Nei primi sei mesi del 2025, il valore delle esportazioni verso gli Stati Uniti – Paese al centro della questione “dazi” – è cresciuto del 7,8 per cento rispetto allo stesso periodo del 2024, una delle percentuali più alte tra i partner commerciali dell’Italia. Ma questo significa che i dazi statunitensi non stanno danneggiando le imprese italiane? È presto per dirlo, e per almeno due motivi.

Il primo riguarda la gestione altalenante della misura: a inizio aprile, il presidente statunitense Donald Trump aveva annunciato dazi del 20 per cento sulle merci importate dall’Unione europea, e quindi anche dall’Italia. Pochi giorni dopo li aveva sospesi, mantenendo solo quelli al 10 per cento, per aprire trattative con l’Ue.

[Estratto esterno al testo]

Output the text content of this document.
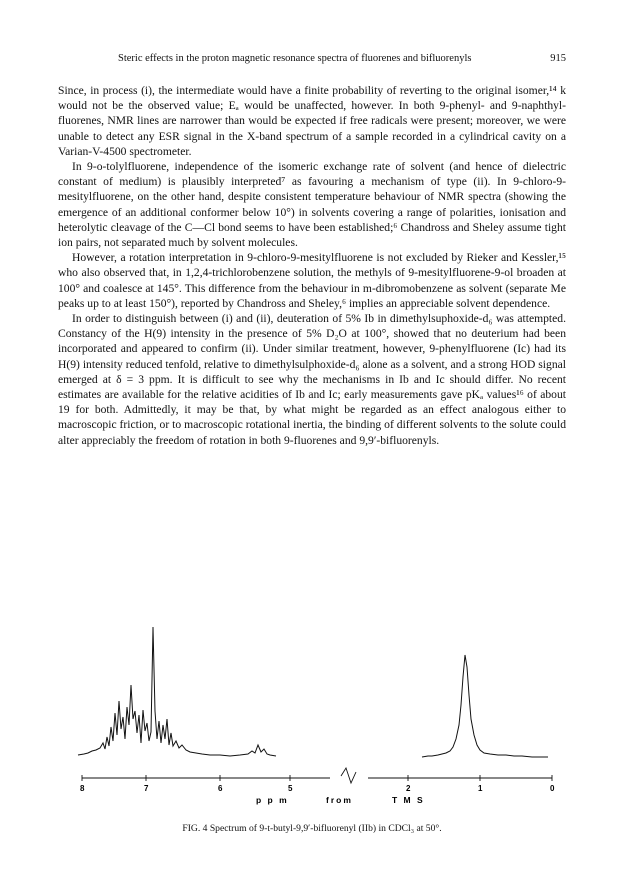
Steric effects in the proton magnetic resonance spectra of fluorenes and bifluorenyls	915

Since, in process (i), the intermediate would have a finite probability of reverting to the original isomer,¹⁴ k would not be the observed value; Eₐ would be unaffected, however. In both 9-phenyl- and 9-naphthyl-fluorenes, NMR lines are narrower than would be expected if free radicals were present; moreover, we were unable to detect any ESR signal in the X-band spectrum of a sample recorded in a cylindrical cavity on a Varian-V-4500 spectrometer.

In 9-o-tolylfluorene, independence of the isomeric exchange rate of solvent (and hence of dielectric constant of medium) is plausibly interpreted⁷ as favouring a mechanism of type (ii). In 9-chloro-9-mesitylfluorene, on the other hand, despite consistent temperature behaviour of NMR spectra (showing the emergence of an additional conformer below 10°) in solvents covering a range of polarities, ionisation and heterolytic cleavage of the C—Cl bond seems to have been established;⁶ Chandross and Sheley assume tight ion pairs, not separated much by solvent molecules.

However, a rotation interpretation in 9-chloro-9-mesitylfluorene is not excluded by Rieker and Kessler,¹⁵ who also observed that, in 1,2,4-trichlorobenzene solution, the methyls of 9-mesitylfluorene-9-ol broaden at 100° and coalesce at 145°. This difference from the behaviour in m-dibromobenzene as solvent (separate Me peaks up to at least 150°), reported by Chandross and Sheley,⁶ implies an appreciable solvent dependence.

In order to distinguish between (i) and (ii), deuteration of 5% Ib in dimethylsuphoxide-d₆ was attempted. Constancy of the H(9) intensity in the presence of 5% D₂O at 100°, showed that no deuterium had been incorporated and appeared to confirm (ii). Under similar treatment, however, 9-phenylfluorene (Ic) had its H(9) intensity reduced tenfold, relative to dimethylsulphoxide-d₆ alone as a solvent, and a strong HOD signal emerged at δ = 3 ppm. It is difficult to see why the mechanisms in Ib and Ic should differ. No recent estimates are available for the relative acidities of Ib and Ic; early measurements gave pKₐ values¹⁶ of about 19 for both. Admittedly, it may be that, by what might be regarded as an effect analogous either to macroscopic friction, or to macroscopic rotational inertia, the binding of different solvents to the solute could alter appreciably the freedom of rotation in both 9-fluorenes and 9,9′-bifluorenyls.

8	7	6	5	2	1	0
p p m	from	T M S
FIG. 4 Spectrum of 9-t-butyl-9,9′-bifluorenyl (IIb) in CDCl₃ at 50°.
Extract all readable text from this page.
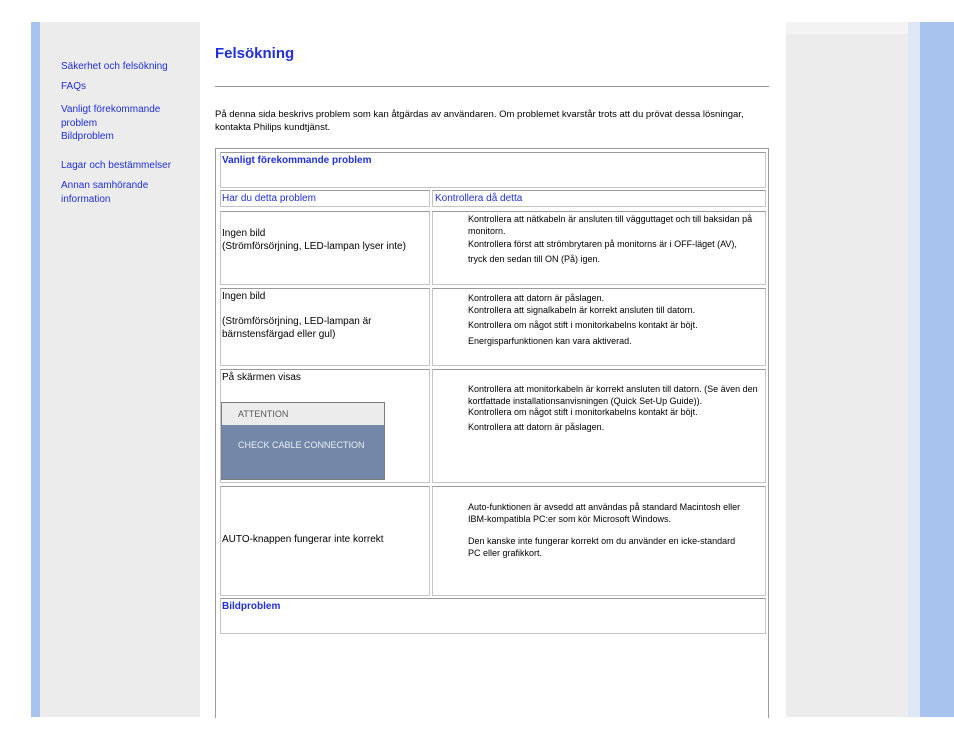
Säkerhet och felsökning
FAQs
Vanligt förekommande problem
Bildproblem
Lagar och bestämmelser
Annan samhörande information
Felsökning

På denna sida beskrivs problem som kan åtgärdas av användaren. Om problemet kvarstår trots att du prövat dessa lösningar, kontakta Philips kundtjänst.

Vanligt förekommande problem
Har du detta problem	Kontrollera då detta
Ingen bild
(Strömförsörjning, LED-lampan lyser inte)

Kontrollera att nätkabeln är ansluten till vägguttaget och till baksidan på monitorn.

Kontrollera först att strömbrytaren på monitorns är i OFF-läget (AV), tryck den sedan till ON (På) igen.

Ingen bild
(Strömförsörjning, LED-lampan är bärnstensfärgad eller gul)

Kontrollera att datorn är påslagen.

Kontrollera att signalkabeln är korrekt ansluten till datorn.

Kontrollera om något stift i monitorkabelns kontakt är böjt.

Energisparfunktionen kan vara aktiverad.

På skärmen visas
ATTENTION
CHECK CABLE CONNECTION

Kontrollera att monitorkabeln är korrekt ansluten till datorn. (Se även den kortfattade installationsanvisningen (Quick Set-Up Guide)).

Kontrollera om något stift i monitorkabelns kontakt är böjt.

Kontrollera att datorn är påslagen.

AUTO-knappen fungerar inte korrekt

Auto-funktionen är avsedd att användas på standard Macintosh eller IBM-kompatibla PC:er som kör Microsoft Windows.

Den kanske inte fungerar korrekt om du använder en icke-standard PC eller grafikkort.

Bildproblem
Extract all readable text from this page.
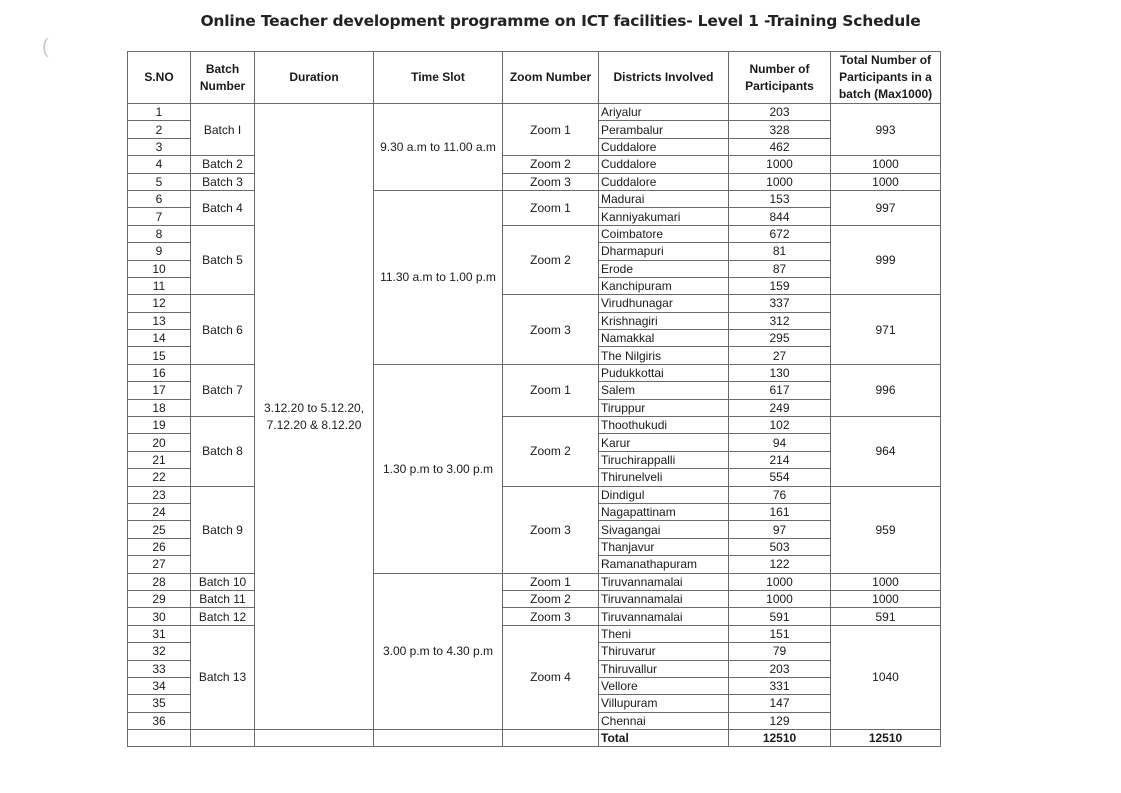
(
Online Teacher development programme on ICT facilities- Level 1 -Training Schedule
S.NO	Batch Number	Duration	Time Slot	Zoom Number	Districts Involved	Number of Participants	Total Number of Participants in a batch (Max1000)
1	Batch I	3.12.20 to 5.12.20, 7.12.20 & 8.12.20	9.30 a.m to 11.00 a.m	Zoom 1	Ariyalur	203	993
2					Perambalur	328	
3					Cuddalore	462	
4	Batch 2			Zoom 2	Cuddalore	1000	1000
5	Batch 3			Zoom 3	Cuddalore	1000	1000
6	Batch 4		11.30 a.m to 1.00 p.m	Zoom 1	Madurai	153	997
7					Kanniyakumari	844	
8	Batch 5			Zoom 2	Coimbatore	672	999
9					Dharmapuri	81	
10					Erode	87	
11					Kanchipuram	159	
12	Batch 6			Zoom 3	Virudhunagar	337	971
13					Krishnagiri	312	
14					Namakkal	295	
15					The Nilgiris	27	
16	Batch 7		1.30 p.m to 3.00 p.m	Zoom 1	Pudukkottai	130	996
17					Salem	617	
18					Tiruppur	249	
19	Batch 8			Zoom 2	Thoothukudi	102	964
20					Karur	94	
21					Tiruchirappalli	214	
22					Thirunelveli	554	
23	Batch 9			Zoom 3	Dindigul	76	959
24					Nagapattinam	161	
25					Sivagangai	97	
26					Thanjavur	503	
27					Ramanathapuram	122	
28	Batch 10		3.00 p.m to 4.30 p.m	Zoom 1	Tiruvannamalai	1000	1000
29	Batch 11			Zoom 2	Tiruvannamalai	1000	1000
30	Batch 12			Zoom 3	Tiruvannamalai	591	591
31	Batch 13			Zoom 4	Theni	151	1040
32					Thiruvarur	79	
33					Thiruvallur	203	
34					Vellore	331	
35					Villupuram	147	
36					Chennai	129	
					Total	12510	12510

A luglio ha rilanciato, annunciando che dal 1° agosto i dazi sarebbero saliti al 30 per cento, salvo poi scendere al 15 per cento dopo un’intesa con la presidente della Commissione europea Ursula von der Leyen.

Il secondo motivo riguarda le cause stesse dell’aumento dell’export verso gli Stati Uniti: secondo alcuni osservatori, il rialzo registrato nella prima metà dell’anno potrebbe essere dovuto a un “effetto scorta”. Le imprese statunitensi avrebbero cioè anticipato gli acquisti per evitare di pagare dazi più alti nei mesi successivi.

Per capire davvero l’impatto delle misure volute da Trump, bisognerà quindi attendere i dati dei prossimi mesi.